Schwächen: Martin Petry, der im Team Menschenrechte von Brot für die Welt für Friedensarbeit und Konflikttransformation verantwortlich ist, betonte am Ende der Veranstaltung: „Neben der Darstellung von Erfolgen wurde auch offen angesprochen, vor welchen Problemen die Zivilgesellschaft in Afrika steht. So wird bisher reaktiv gearbeitet. Die Bergwerksunternehmen kommen in die afrikanischen Länder, überrollen alles, und die Zivilgesellschaft versucht dann, darauf zu reagieren. Das wurde als Schwäche erkannt, und es wird nun versucht, andere Strategien zu entwickeln.“ Bei einer zweiten Veranstaltung ging es um das Thema „Bergbau – die Nutzung von Menschenrechtsinstrumenten in Konflikten bei Bergbauaktivitäten“. Als Fallbeispiel wurde Ghana gewählt. Hannah Owusu-Koranieng von der Menschenrechtsorganisation WACAM, die sich für ghanaische Gemeinschaften einsetzt, die zu Opfern von Bergbauprojekten geworden sind, erläuterte, wie der Goldreichtum des Landes vor allem internationalen Bergbauunternehmen genützt hat, während Ghana arm geblieben ist und die ökologischen Schäden groß sind, so die starke Schadstoffbelastung des Wassers in den Fördergebieten.
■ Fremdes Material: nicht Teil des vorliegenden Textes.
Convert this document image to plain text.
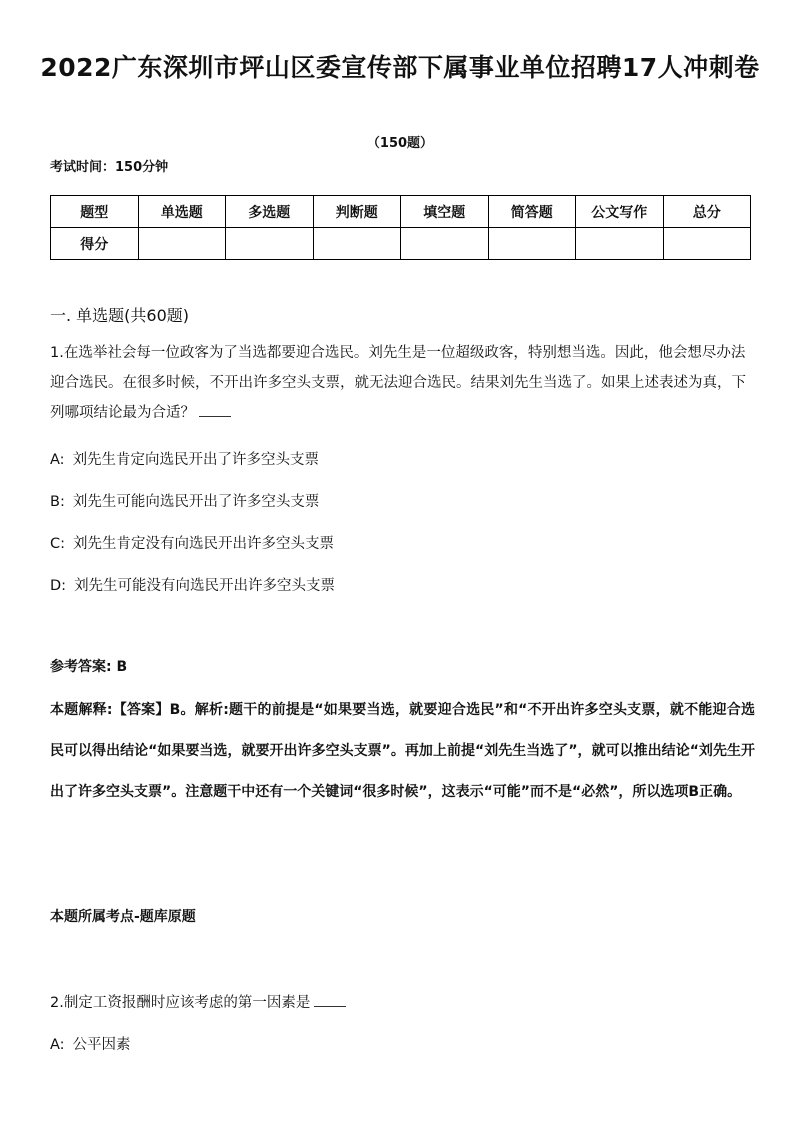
2022广东深圳市坪山区委宣传部下属事业单位招聘17人冲刺卷
（150题）
考试时间：150分钟
题型	单选题	多选题	判断题	填空题	简答题	公文写作	总分
得分							
一. 单选题(共60题)
1.在选举社会每一位政客为了当选都要迎合选民。刘先生是一位超级政客，特别想当选。因此，他会想尽办法迎合选民。在很多时候，不开出许多空头支票，就无法迎合选民。结果刘先生当选了。如果上述表述为真，下列哪项结论最为合适？
A: 刘先生肯定向选民开出了许多空头支票
B: 刘先生可能向选民开出了许多空头支票
C: 刘先生肯定没有向选民开出许多空头支票
D: 刘先生可能没有向选民开出许多空头支票
参考答案: B
本题解释:【答案】B。解析:题干的前提是“如果要当选，就要迎合选民”和“不开出许多空头支票，就不能迎合选民可以得出结论“如果要当选，就要开出许多空头支票”。再加上前提“刘先生当选了”，就可以推出结论“刘先生开出了许多空头支票”。注意题干中还有一个关键词“很多时候”，这表示“可能”而不是“必然”，所以选项B正确。
本题所属考点-题库原题
2.制定工资报酬时应该考虑的第一因素是
A: 公平因素
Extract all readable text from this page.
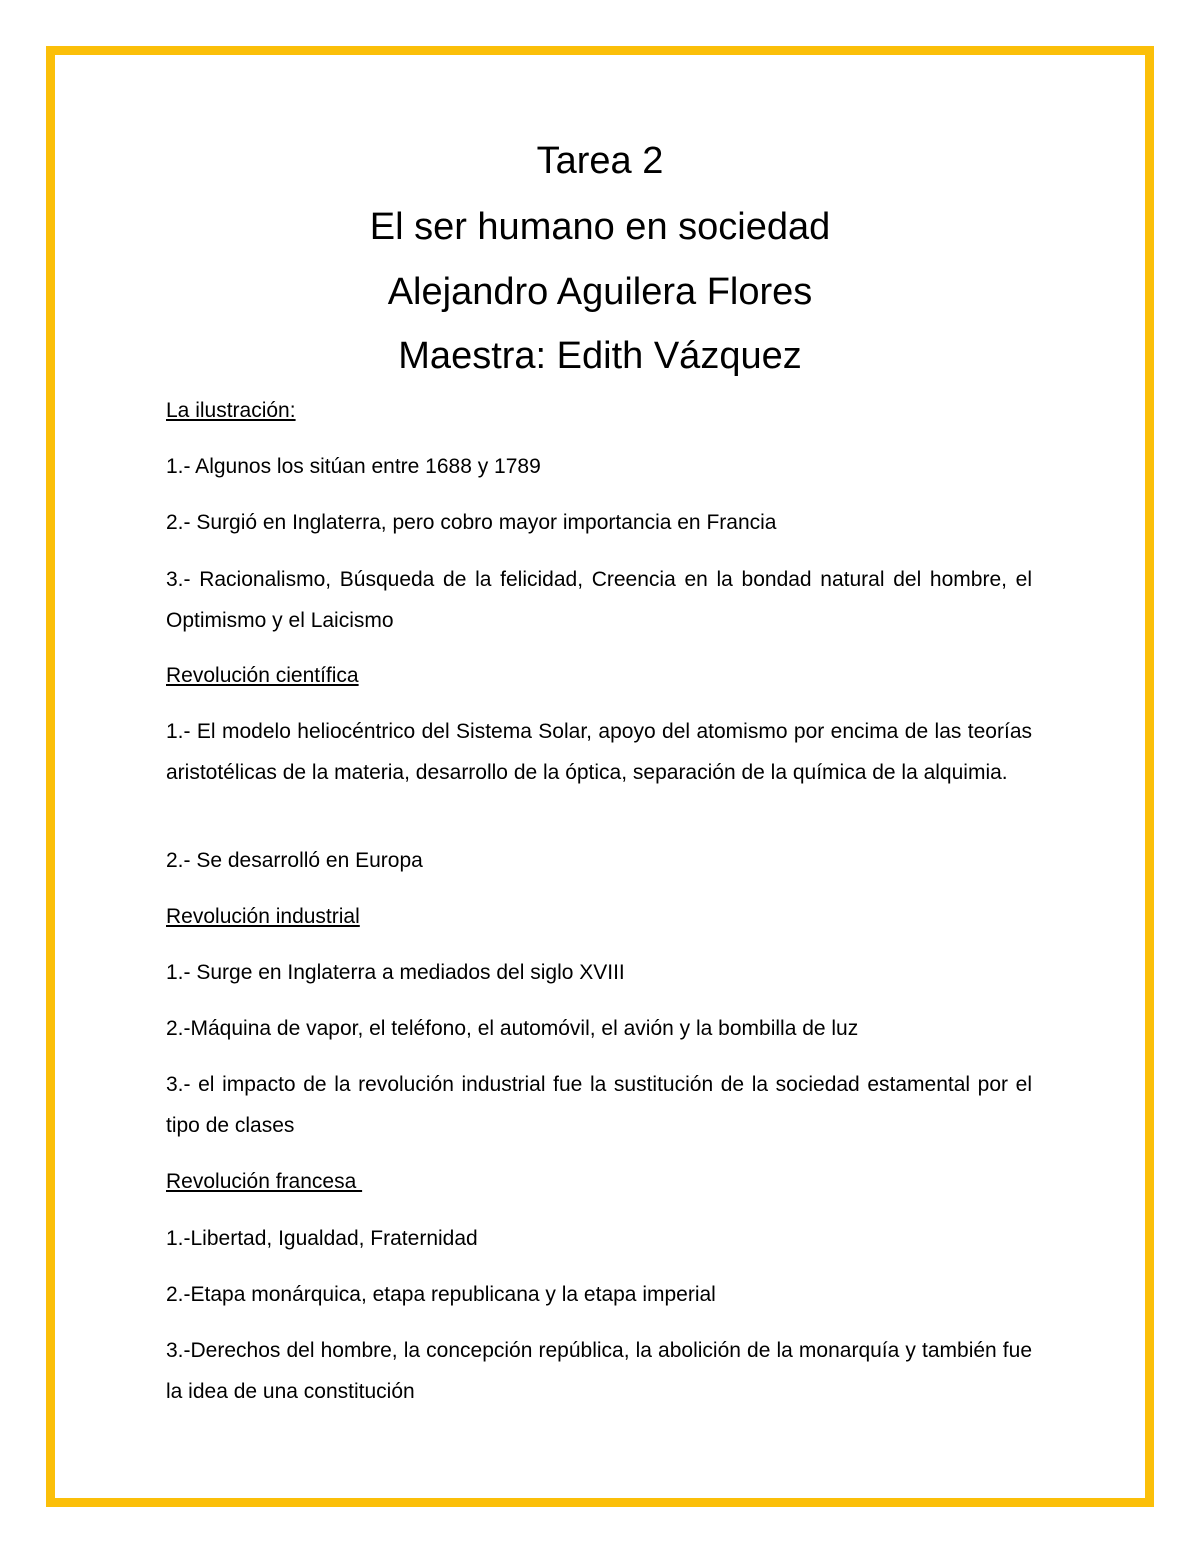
Tarea 2
El ser humano en sociedad
Alejandro Aguilera Flores
Maestra: Edith Vázquez
La ilustración:
1.- Algunos los sitúan entre 1688 y 1789
2.- Surgió en Inglaterra, pero cobro mayor importancia en Francia
3.- Racionalismo, Búsqueda de la felicidad, Creencia en la bondad natural del hombre, el Optimismo y el Laicismo
Revolución científica
1.- El modelo heliocéntrico del Sistema Solar, apoyo del atomismo por encima de las teorías aristotélicas de la materia, desarrollo de la óptica, separación de la química de la alquimia.
2.- Se desarrolló en Europa
Revolución industrial
1.- Surge en Inglaterra a mediados del siglo XVIII
2.-Máquina de vapor, el teléfono, el automóvil, el avión y la bombilla de luz
3.- el impacto de la revolución industrial fue la sustitución de la sociedad estamental por el tipo de clases
Revolución francesa
1.-Libertad, Igualdad, Fraternidad
2.-Etapa monárquica, etapa republicana y la etapa imperial
3.-Derechos del hombre, la concepción república, la abolición de la monarquía y también fue la idea de una constitución
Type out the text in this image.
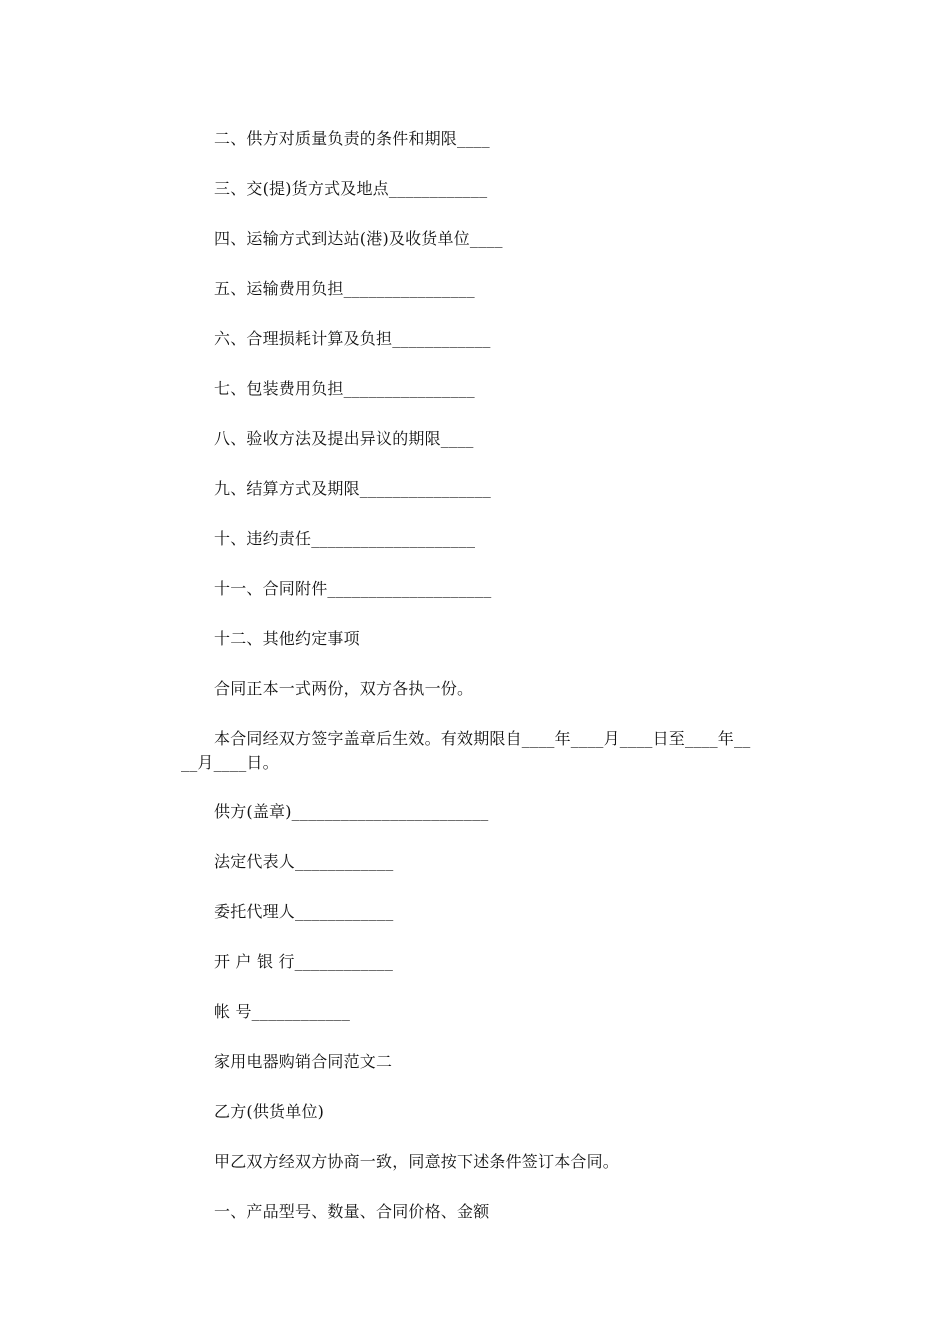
二、供方对质量负责的条件和期限____
三、交(提)货方式及地点____________
四、运输方式到达站(港)及收货单位____
五、运输费用负担________________
六、合理损耗计算及负担____________
七、包装费用负担________________
八、验收方法及提出异议的期限____
九、结算方式及期限________________
十、违约责任____________________
十一、合同附件____________________
十二、其他约定事项
合同正本一式两份，双方各执一份。
本合同经双方签字盖章后生效。有效期限自____年____月____日至____年__
__月____日。
供方(盖章)________________________
法定代表人____________
委托代理人____________
开 户 银 行____________
帐 号____________
家用电器购销合同范文二
乙方(供货单位)
甲乙双方经双方协商一致，同意按下述条件签订本合同。
一、产品型号、数量、合同价格、金额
Der Leiter des Menschrechtsteams von Brot für die Welt, Michael Windfuhr, stellte dar, wie sich Opfer von Menschenrechtsverletzungen in Zusammenhang mit Bergbauprojekten mit juristischen Mitteln zur Wehr setzen können. Ein Hindernis ist dabei in Afrika, daß unter dem Einfluß und dem Druck der Weltbank in den letzten Jahren die Land- und Bergbaugesetze in mehr als 30 afrikanischen Ländern liberalisiert und dadurch die rechtlichen Möglichkeiten der Opfer von Unrecht durch Bergbauprojekte eingeschränkt worden sind.

Um so wichtiger sei es, sich in den afrikanischen Ländern auf internationales Recht zu berufen: „Wenn man die lokale Gemeinschaft verteidigen will und die nationalen Gesetze hierfür immer weniger Möglichkeiten offen lassen, ist es wichtig, die Regierung mit internationalen Standards zu konfrontieren. Auch können Richter internationale juristische Instrumente für ihre Urteile heranziehen. Auf diese Weise können die Rechte der Menschen verteidigt werden.“

Kleine Schritte: Die Begegnung von Initiativen von Sierra Leone bis Angola, die sich mit den Folgen des Bergbaus in Afrika befassen, wird zu einer engeren Zusammenarbeit führen. Beim Weltsozialforum in Nairobi wurden viele solcher kleinen Schritte getan, die zwar nicht gleich Schluß mit dem Kapitalismus machen, aber doch dafür sorgen, daß die afrikanischen Zivilgesellschaften so viel Kompetenz und Durchsetzungskraft gewinnen, daß aus alternativen Visionen Wirklichkeit wird.